Suburban -- sorry about your friend! And I totally bought that story until he cancelled again.

Anon -- not sure why you think I'm trying too hard. I didn't pursue any of these guys. They all initiated with me.

Anonymous said...

My favorite was the guy who told me his daughter was sick, and then I saw him out that same night with a group of people! Busted!! Yea, we didn't go out again after that.

Allison M. said...

uh oh, anonymous looks like the classic internet troll..

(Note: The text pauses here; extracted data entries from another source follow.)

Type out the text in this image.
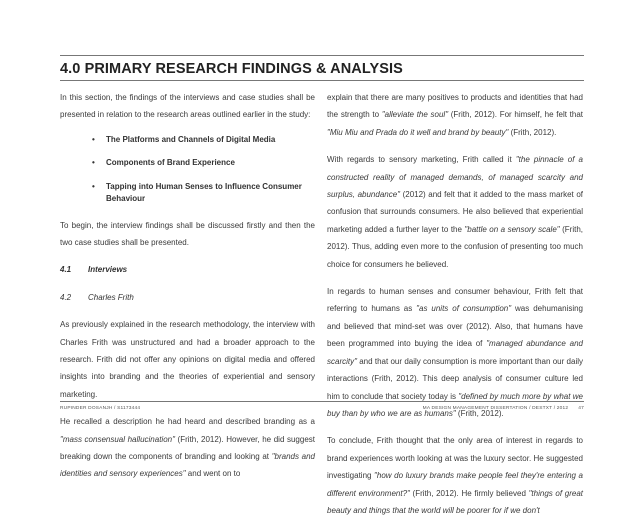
4.0 PRIMARY RESEARCH FINDINGS & ANALYSIS

In this section, the findings of the interviews and case studies shall be presented in relation to the research areas outlined earlier in the study:

• The Platforms and Channels of Digital Media
• Components of Brand Experience
• Tapping into Human Senses to Influence Consumer Behaviour

To begin, the interview findings shall be discussed firstly and then the two case studies shall be presented.

4.1	Interviews
4.2	Charles Frith

As previously explained in the research methodology, the interview with Charles Frith was unstructured and had a broader approach to the research. Frith did not offer any opinions on digital media and offered insights into branding and the theories of experiential and sensory marketing.

He recalled a description he had heard and described branding as a "mass consensual hallucination" (Frith, 2012). However, he did suggest breaking down the components of branding and looking at "brands and identities and sensory experiences" and went on to

explain that there are many positives to products and identities that had the strength to "alleviate the soul" (Frith, 2012). For himself, he felt that "Miu Miu and Prada do it well and brand by beauty" (Frith, 2012).

With regards to sensory marketing, Frith called it "the pinnacle of a constructed reality of managed demands, of managed scarcity and surplus, abundance" (2012) and felt that it added to the mass market of confusion that surrounds consumers. He also believed that experiential marketing added a further layer to the "battle on a sensory scale" (Frith, 2012). Thus, adding even more to the confusion of presenting too much choice for consumers he believed.

In regards to human senses and consumer behaviour, Frith felt that referring to humans as "as units of consumption" was dehumanising and believed that mind-set was over (2012). Also, that humans have been programmed into buying the idea of "managed abundance and scarcity" and that our daily consumption is more important than our daily interactions (Frith, 2012). This deep analysis of consumer culture led him to conclude that society today is "defined by much more by what we buy than by who we are as humans" (Frith, 2012).

To conclude, Frith thought that the only area of interest in regards to brand experiences worth looking at was the luxury sector. He suggested investigating "how do luxury brands make people feel they're entering a different environment?" (Frith, 2012). He firmly believed "things of great beauty and things that the world will be poorer for if we don't

RUPINDER DOSANJH / S1173444	MA DESIGN MANAGEMENT DISSERTATION / DESTXT / 2012 47
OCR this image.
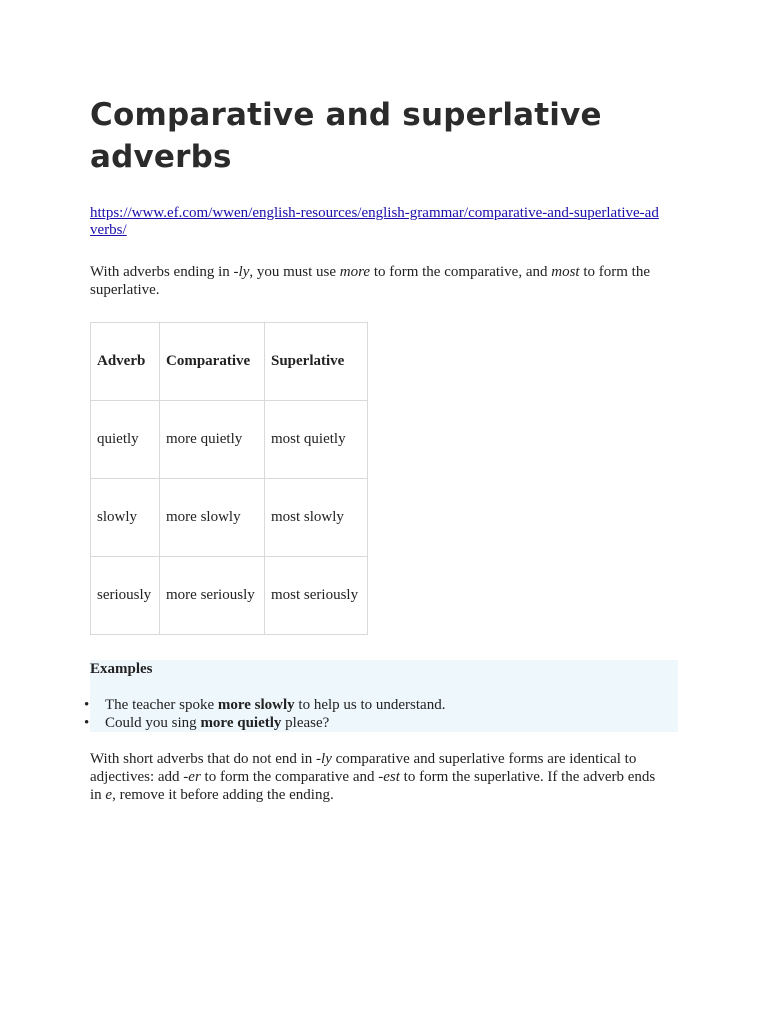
Comparative and superlative adverbs
https://www.ef.com/wwen/english-resources/english-grammar/comparative-and-superlative-adverbs/
With adverbs ending in -ly, you must use more to form the comparative, and most to form the superlative.
Adverb	Comparative	Superlative
quietly	more quietly	most quietly
slowly	more slowly	most slowly
seriously	more seriously	most seriously
Examples
• The teacher spoke more slowly to help us to understand.
• Could you sing more quietly please?
With short adverbs that do not end in -ly comparative and superlative forms are identical to adjectives: add -er to form the comparative and -est to form the superlative. If the adverb ends in e, remove it before adding the ending.
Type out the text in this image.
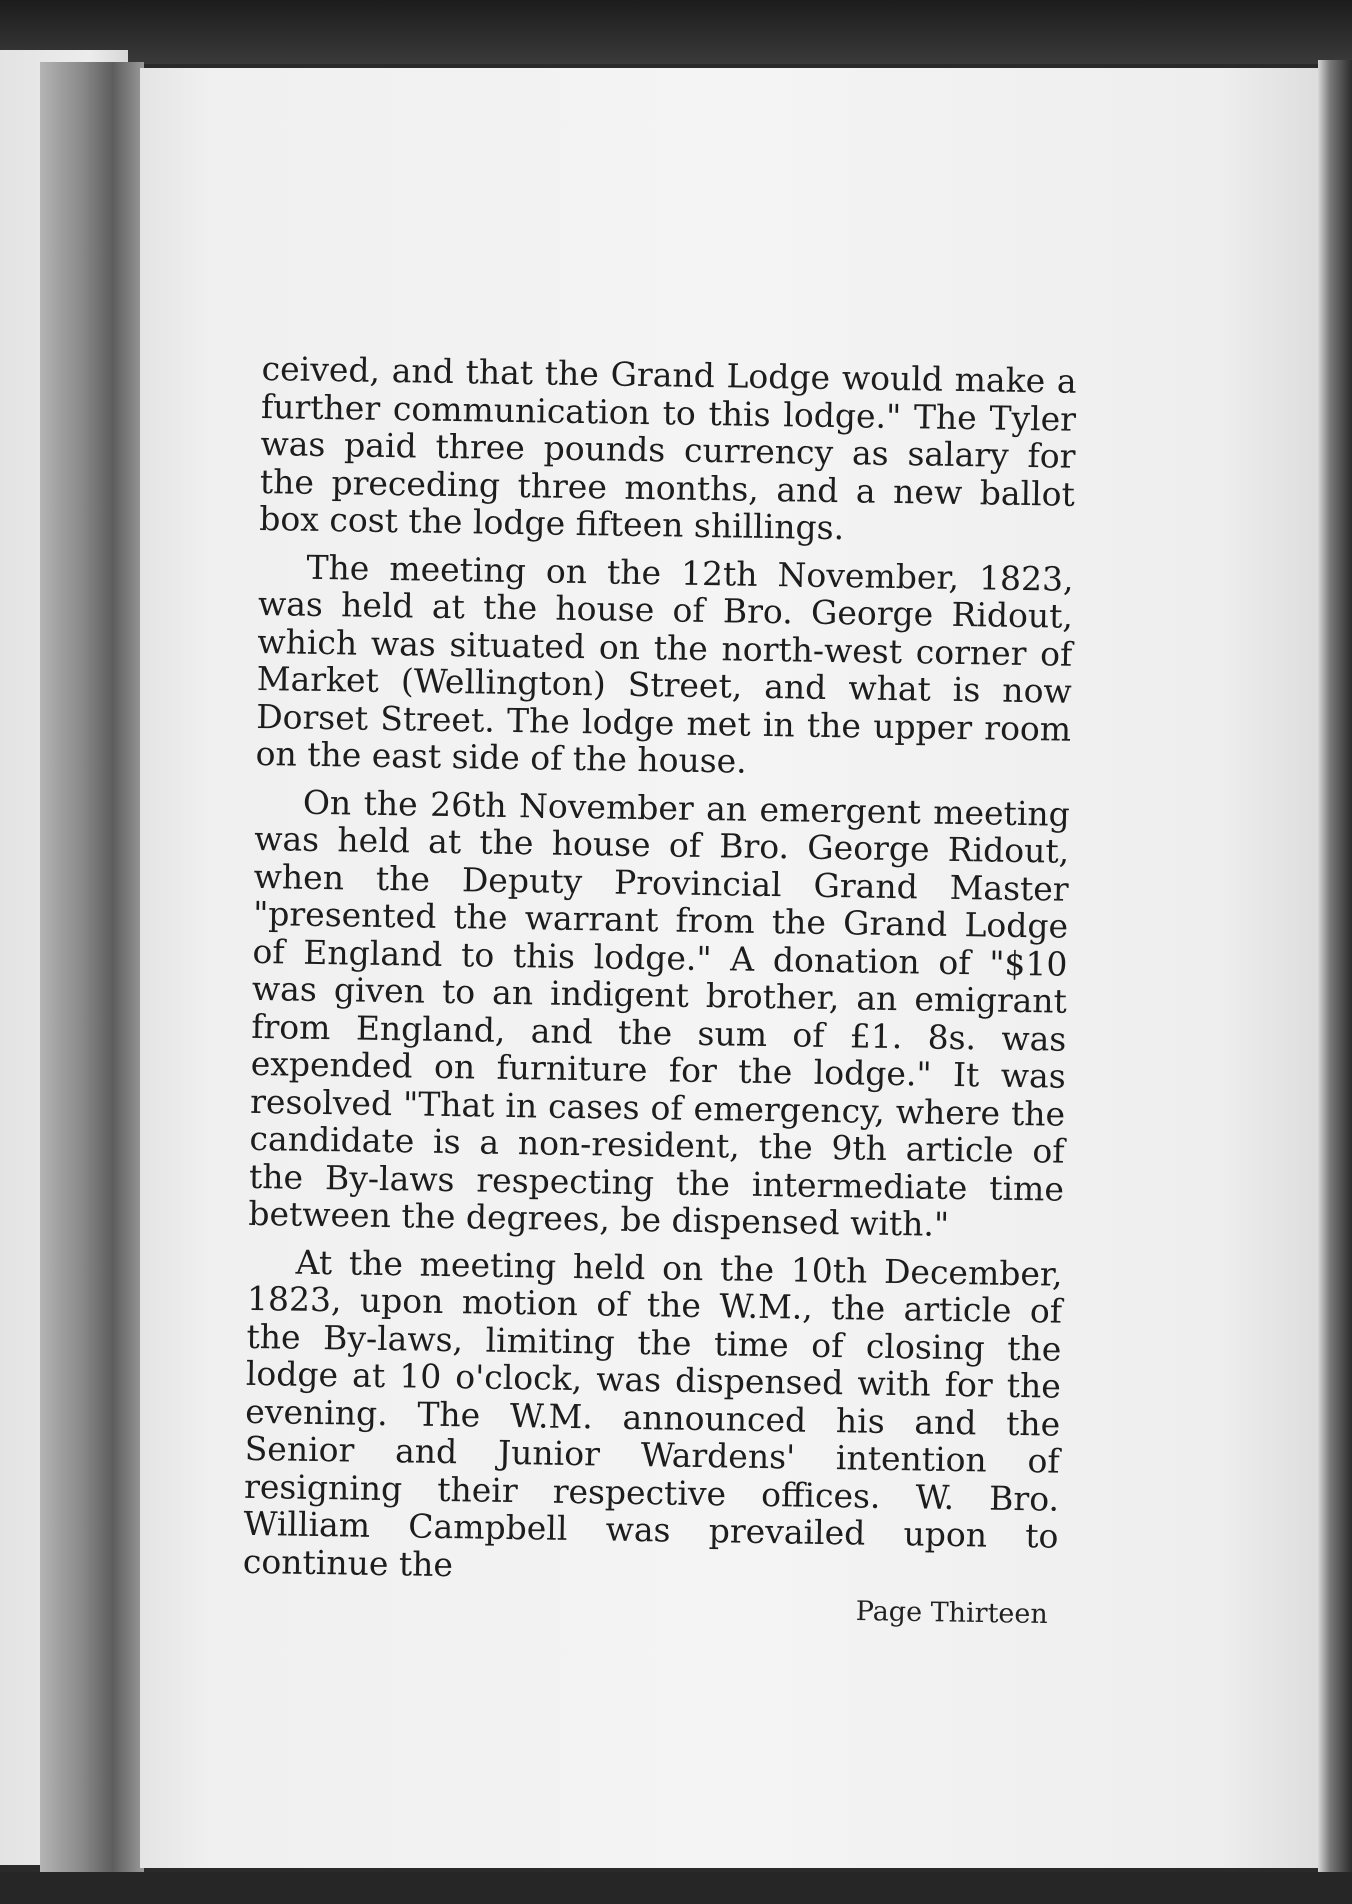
ceived, and that the Grand Lodge would make a further communication to this lodge." The Tyler was paid three pounds currency as salary for the preceding three months, and a new ballot box cost the lodge fifteen shillings.

The meeting on the 12th November, 1823, was held at the house of Bro. George Ridout, which was situated on the north-west corner of Market (Wellington) Street, and what is now Dorset Street. The lodge met in the upper room on the east side of the house.

On the 26th November an emergent meeting was held at the house of Bro. George Ridout, when the Deputy Provincial Grand Master "presented the warrant from the Grand Lodge of England to this lodge." A donation of "$10 was given to an indigent brother, an emigrant from England, and the sum of £1. 8s. was expended on furniture for the lodge." It was resolved "That in cases of emergency, where the candidate is a non-resident, the 9th article of the By-laws respecting the intermediate time between the degrees, be dispensed with."

At the meeting held on the 10th December, 1823, upon motion of the W.M., the article of the By-laws, limiting the time of closing the lodge at 10 o'clock, was dispensed with for the evening. The W.M. announced his and the Senior and Junior Wardens' intention of resigning their respective offices. W. Bro. William Campbell was prevailed upon to continue the

Page Thirteen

Not so much as canceling a date, but I was on my over to my now ex-bf's house to break up with him and I got a phone call from a friend who told me he had a concussion. Only me.

MG said...

did you or were you tempted to call shenanigans or bullshit on any of these?

and if tempted, how did you talk yourself out of doing so?

Always a Bridesmaid said...

Rebekah -- OMG, that is classic! Did you confront him?

Allison -- ha ha! You heart breaker. ;)

MG -- I didn't call bullshit bc, honestly, none of them owed me anything. Plus, contrary to what anon suggested, I'm not in the biz of convincing someone they want to date me. C'est la vie, right?!

MG said...

hmm... I was considering saying "maybe im incredibly confrontational (I am), but i'd prolly still say "sure, but your reason for doing so is a lie and i am aware of that" and then never talk to said person again."

but whatever, if some tart wants to go to the trouble of asking me out then canceling, i'd prolly not worry about it either

Maxie said...

I think I'd rather be cancelled on than have to sit through a shitty date-- haha

Kasey said...

I had a guy I was trying to meet F2F after "meeting" on a dating website. We had numerous emails & phone calls; he lived about an hour away - then he kept canceling last minute due to Grandma being very sick and almost dying for like 3 weeks. See ya dude!

Lately, I've had an interesting influx of young guys (21-28) from the same website very anxious to meet up. I'm in my 40s & am not pursuing the Cougar thing but there seems to be quite the fascination out there, so I'm open to it... One night I had IMs with 4 of them going at once. (Multitasking queen) Yet, NONE of them seem to have any "game". One guy kept texting me, "Hey wanna hang out?" felt like I'd be going on a playdate. PASS!

Anonymous said...

I've used a couple in my day, and you're right, they should just cancel, cause that's why I used the excuse. Here's my best cancellation...."hey, ummm, yeah, listen...about tonight, I hate to do this, cause I'm not that type of guy, but, I hooked up with someone last night, and I'm wiped out...can we reschedule?" She did not want to reschedule.